Featured Artist: Washboard Dave Paprocki
If you Google “washboard” you’re probably going to see a whole lot of washboard abs. If you Google Washboard Dave, however, you’re going to find a very special musician and character.
David Paprocki has lived in Rochester New York most of his life, attending Edison Tech. After a 2-year stint in the US Army he became a water meter reader for the city. Then, for thirty years, he delivered mail to his neighbors in Charlotte (pronounced shar-LOT, or Shlot, if you’re from there), a neighborhood in northwest Rochester. But what makes Dave Paprocki, Washboard Dave, is not where he’s from, or the “day jobs” he’s had; it’s his instrument of choice.
Once merely an unpretentious implement of laundry, Zydeco, Skiffle and Jug bands discovered that the versatile washboard was a marvelous percussion instrument. The corrugated surface, so good for scrubbing clothing, encouraged adventurous music-makers to strum, scratch and tap, adding nuance and variety to the sound of a standard drum kit.
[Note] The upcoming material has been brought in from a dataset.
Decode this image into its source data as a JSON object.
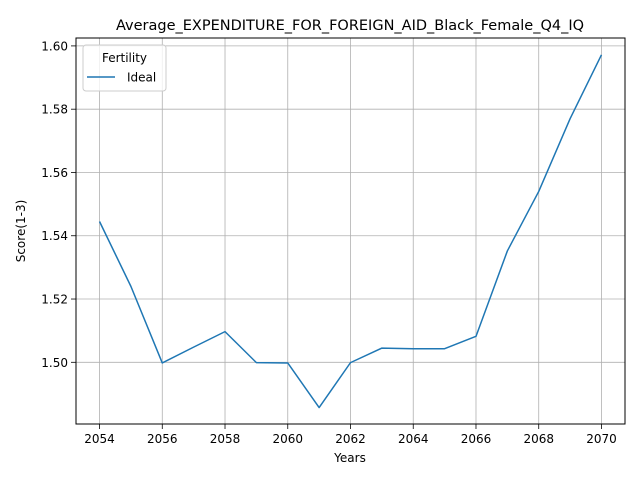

Washboard Dave, however, has gone further than the usual player. He took the humble board and added a truly impressive array of sound-making objects to the standard wood and metal rig. Dave’s favorite gig rig has a small bongo drum, a cymbal, a vintage curtain tie-back, and a glass bottle (to name just a few of the improvements), all of which he plays with metal sewing thimbles firmly slipped over his fingertips.
An accomplished drummer with a long and storied past in Rochester bands, Dave began his percussion career in 1962 with the Paragons. Since then, he’s performed with the Jesters, the Knorks, the Howse, Spectrum, Live Oak, Chanka Chank, the Genesee Jug Sliders, Ancient Youth, the Public Market Band, the Crawdiddies (since 2011), the Cotton Toe 3, and P.V. Nunes Band, among others. He appears on recorded tracks too numerous to list.
In the last several years Dave began to take his washboards in another direction. As appreciative audiences marveled over his tricked-out rig, he realized that his own washboard had become more than just a musical instrument. It had become a piece of art. For the first time, Washboard Dave is showing his unique, decorative, wall-hung works of washboard art.